12 thoughts on “Thames Path access causes controversy in Greenwich

  • Spot on well said, lets hope RBG are reading this, especially our local councillors.

    Reply
  • You could perhaps have mentioned that this barrier (and probably the others) are illegal under the Equality Act 2010. These will be coming out, I expect, before long.

    Wanting to stop a nuisance cannot justify acts of discrimination.

    The Met should be ashamed of themselves.

    Reply
  • Absolutely agree with your assessment that it’s just meaningless actionism without somebody having actually thought through the consequences.

    Reply
  • How is this still happening?

    It never solves the issue but moves it along. Of course Greenwich council love it and they’d put this on every access path if they could. God forbid they improve things for pedestrians in the area.

    Reply
  • The DVSA yard is opposite and they sit there almost every day by Ranburn which is less than a hundred yards from the barrier, pulling vehicles over. Can’t they just do a couple of late shifts and confiscate the annoying mopeds?

    Reply
  • The simple fact is those A frame barriers don’t stop motorbikes. I use the Thames and Medway canal path a lot and despite these being in place people still get motorbikes through, because the people with motorbikes are generally young fit and able to lift them up and over because there’s a group of them. Someone in a wheelchair, mother with a buggy etc doesn’t have that luxury.

    Reply
  • They have similar barriers along the Thames path near Greenhithe where if you are in a wheelchair you have no chance (and there are steps with no ramp) There is no warning so if you were unable to get over these hurdles you would have a long trek to go around via the road.

    Reply
  • Fixed measures don’t work, our local council has tried the same type of measures to stop cycling on local footpaths.

    The offenders & friends remove the obstacles and repairs and or replacement are a long term expense and problem!

    Reply
  • Whoever signed that one off should be cuffed to it for a few days and deal with the vitriol it has justifiably caused. The lack of foresight and accountability by our public servants these days is no longer tolerable.

    Reply
  • It may not be entirely analogous, but a similar problem is apparently being experienced in West London on the Thames Path.

    It has popped up on the Thames Path in LB Hammersmith & Fulham …… who notoriously closed their public parks during the pandemic, and also restricted the Thames Path, major overreactions if ever there were serious open air transmission problems.

    E-bikes and scooters could be banned from the Thames Path in 2023, after residents reported concerns over safety to Hammersmith & Fulham Council.

    Among those concerns are the speed of these vehicles,obstructions on public walkways, and potential collisions with walkers and other cyclists.
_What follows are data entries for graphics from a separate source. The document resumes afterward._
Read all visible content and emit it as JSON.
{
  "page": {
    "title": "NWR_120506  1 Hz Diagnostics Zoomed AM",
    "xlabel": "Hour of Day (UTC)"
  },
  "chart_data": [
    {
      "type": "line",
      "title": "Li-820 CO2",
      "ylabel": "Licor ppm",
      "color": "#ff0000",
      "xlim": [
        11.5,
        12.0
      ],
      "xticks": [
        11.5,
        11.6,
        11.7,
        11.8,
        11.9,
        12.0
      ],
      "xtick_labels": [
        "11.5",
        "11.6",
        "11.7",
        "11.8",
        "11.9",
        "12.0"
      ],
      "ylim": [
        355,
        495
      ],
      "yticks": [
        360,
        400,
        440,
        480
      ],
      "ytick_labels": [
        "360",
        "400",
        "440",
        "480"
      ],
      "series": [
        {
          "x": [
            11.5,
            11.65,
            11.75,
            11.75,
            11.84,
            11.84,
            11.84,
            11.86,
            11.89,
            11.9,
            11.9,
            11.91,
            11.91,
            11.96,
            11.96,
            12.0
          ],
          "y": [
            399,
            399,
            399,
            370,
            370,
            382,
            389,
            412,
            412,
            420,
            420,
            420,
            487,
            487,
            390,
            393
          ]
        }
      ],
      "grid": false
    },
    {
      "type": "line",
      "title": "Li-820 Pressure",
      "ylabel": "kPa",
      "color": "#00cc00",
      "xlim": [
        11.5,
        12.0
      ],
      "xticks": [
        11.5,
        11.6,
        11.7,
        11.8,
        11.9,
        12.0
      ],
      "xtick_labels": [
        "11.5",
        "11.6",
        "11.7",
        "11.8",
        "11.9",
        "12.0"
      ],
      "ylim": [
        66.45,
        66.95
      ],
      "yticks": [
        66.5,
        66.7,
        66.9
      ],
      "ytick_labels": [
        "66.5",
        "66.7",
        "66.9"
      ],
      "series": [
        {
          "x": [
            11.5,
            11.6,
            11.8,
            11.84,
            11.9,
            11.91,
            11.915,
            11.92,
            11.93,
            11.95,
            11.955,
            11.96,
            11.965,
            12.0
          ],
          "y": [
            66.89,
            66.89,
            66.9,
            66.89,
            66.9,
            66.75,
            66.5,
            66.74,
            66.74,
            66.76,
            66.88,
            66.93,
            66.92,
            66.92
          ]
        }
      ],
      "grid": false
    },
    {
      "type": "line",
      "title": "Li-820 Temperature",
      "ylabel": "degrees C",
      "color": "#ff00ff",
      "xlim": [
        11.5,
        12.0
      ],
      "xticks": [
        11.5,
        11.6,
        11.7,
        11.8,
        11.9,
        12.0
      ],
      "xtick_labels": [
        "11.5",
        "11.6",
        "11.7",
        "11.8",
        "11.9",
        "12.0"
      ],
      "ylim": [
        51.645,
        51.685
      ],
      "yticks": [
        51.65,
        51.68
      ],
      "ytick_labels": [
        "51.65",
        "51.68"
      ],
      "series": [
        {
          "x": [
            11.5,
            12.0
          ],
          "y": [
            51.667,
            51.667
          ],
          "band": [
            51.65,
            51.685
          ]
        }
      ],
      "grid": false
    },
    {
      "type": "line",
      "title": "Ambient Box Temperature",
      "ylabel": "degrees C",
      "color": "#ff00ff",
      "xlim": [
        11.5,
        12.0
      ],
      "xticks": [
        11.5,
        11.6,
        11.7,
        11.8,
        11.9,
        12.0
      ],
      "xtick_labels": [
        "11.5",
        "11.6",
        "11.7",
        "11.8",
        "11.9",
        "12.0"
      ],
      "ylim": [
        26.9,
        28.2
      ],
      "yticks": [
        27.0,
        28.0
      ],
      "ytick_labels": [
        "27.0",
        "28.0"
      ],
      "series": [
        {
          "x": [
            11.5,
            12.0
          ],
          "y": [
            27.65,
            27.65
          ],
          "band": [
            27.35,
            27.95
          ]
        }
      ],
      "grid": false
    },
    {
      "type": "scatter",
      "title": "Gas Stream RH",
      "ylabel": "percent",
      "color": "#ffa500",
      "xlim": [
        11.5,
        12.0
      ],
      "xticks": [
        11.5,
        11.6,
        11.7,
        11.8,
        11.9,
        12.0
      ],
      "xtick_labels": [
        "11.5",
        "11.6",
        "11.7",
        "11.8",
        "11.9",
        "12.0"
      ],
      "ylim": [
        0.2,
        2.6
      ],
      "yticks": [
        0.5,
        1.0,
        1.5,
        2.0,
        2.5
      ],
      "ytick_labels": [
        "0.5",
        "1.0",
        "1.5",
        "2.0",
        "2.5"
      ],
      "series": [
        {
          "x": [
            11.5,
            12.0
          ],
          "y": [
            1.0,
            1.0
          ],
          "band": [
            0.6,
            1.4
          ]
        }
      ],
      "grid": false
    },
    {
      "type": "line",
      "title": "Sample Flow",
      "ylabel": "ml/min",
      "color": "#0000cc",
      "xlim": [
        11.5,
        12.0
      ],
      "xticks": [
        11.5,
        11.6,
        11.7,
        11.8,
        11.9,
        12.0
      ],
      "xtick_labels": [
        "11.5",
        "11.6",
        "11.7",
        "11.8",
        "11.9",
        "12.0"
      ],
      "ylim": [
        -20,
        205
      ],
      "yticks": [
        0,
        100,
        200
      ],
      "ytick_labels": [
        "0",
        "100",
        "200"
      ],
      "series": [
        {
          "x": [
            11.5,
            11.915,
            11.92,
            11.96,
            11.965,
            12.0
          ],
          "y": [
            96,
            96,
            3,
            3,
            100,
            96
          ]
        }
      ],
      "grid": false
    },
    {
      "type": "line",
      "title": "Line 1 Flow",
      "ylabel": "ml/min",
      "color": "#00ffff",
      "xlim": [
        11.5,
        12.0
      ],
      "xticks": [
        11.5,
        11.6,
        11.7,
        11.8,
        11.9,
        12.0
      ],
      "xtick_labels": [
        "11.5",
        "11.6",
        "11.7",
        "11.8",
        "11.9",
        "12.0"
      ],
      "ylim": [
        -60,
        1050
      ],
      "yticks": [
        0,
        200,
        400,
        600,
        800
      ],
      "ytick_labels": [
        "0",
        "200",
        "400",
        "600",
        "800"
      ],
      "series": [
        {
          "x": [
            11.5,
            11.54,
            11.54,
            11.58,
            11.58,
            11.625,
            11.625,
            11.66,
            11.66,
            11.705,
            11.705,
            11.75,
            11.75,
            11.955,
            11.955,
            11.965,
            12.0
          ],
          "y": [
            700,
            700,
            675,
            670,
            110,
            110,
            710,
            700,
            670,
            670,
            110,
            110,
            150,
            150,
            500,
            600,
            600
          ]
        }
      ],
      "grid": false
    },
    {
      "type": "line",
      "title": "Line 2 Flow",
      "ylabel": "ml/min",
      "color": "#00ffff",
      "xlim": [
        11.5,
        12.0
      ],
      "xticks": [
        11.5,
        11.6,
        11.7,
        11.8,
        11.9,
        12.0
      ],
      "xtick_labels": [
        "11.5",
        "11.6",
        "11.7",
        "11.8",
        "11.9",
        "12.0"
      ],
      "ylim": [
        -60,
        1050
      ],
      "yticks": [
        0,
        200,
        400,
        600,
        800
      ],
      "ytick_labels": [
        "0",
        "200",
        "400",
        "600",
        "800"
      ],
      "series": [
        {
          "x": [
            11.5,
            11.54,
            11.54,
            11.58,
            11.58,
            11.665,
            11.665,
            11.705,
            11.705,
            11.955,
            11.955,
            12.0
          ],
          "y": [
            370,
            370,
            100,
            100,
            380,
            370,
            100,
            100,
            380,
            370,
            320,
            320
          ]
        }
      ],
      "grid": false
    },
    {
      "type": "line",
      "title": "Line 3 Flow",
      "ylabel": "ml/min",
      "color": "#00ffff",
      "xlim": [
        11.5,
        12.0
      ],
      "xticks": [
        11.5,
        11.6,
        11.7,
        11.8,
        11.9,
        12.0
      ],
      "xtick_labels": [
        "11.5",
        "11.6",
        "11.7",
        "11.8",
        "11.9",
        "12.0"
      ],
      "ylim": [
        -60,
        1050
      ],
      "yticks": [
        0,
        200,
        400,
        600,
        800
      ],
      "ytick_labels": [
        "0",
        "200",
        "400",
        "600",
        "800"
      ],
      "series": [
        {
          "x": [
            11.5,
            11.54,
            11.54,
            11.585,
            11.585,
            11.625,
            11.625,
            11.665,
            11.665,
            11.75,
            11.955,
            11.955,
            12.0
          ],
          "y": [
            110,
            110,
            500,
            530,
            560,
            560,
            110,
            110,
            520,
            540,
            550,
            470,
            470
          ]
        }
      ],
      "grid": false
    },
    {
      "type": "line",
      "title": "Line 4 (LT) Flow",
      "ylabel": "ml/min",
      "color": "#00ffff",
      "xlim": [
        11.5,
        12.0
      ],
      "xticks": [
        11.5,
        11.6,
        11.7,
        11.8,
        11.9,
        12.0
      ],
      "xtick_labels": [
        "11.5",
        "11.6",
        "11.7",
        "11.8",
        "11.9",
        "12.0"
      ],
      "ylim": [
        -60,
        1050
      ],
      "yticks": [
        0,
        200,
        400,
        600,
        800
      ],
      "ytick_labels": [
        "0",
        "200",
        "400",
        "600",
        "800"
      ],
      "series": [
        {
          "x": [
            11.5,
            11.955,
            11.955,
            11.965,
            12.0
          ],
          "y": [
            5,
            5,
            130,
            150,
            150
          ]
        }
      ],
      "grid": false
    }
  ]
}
    In response the council is now considering introducing a Public Space Protection Order (PSPO) to prohibit the riding of e-scooters and e-bikes and other motorised vehicles along the Thames Path.

    The council is also considering the prohibition of reckless riding of pedal cycles and whether to include segways, mopeds, quad bicycles and hoverboards.

    http://www.chiswickw4.com/default.asp?section=community&spage=common/hfcouncil093.htm

    —————————–
    Not a sleuth, more of an irregular.

    “I believe that they are really after us.”

    “No, it’s not quite so bad as that. It is the unofficial force, — the Baker Street irregulars.”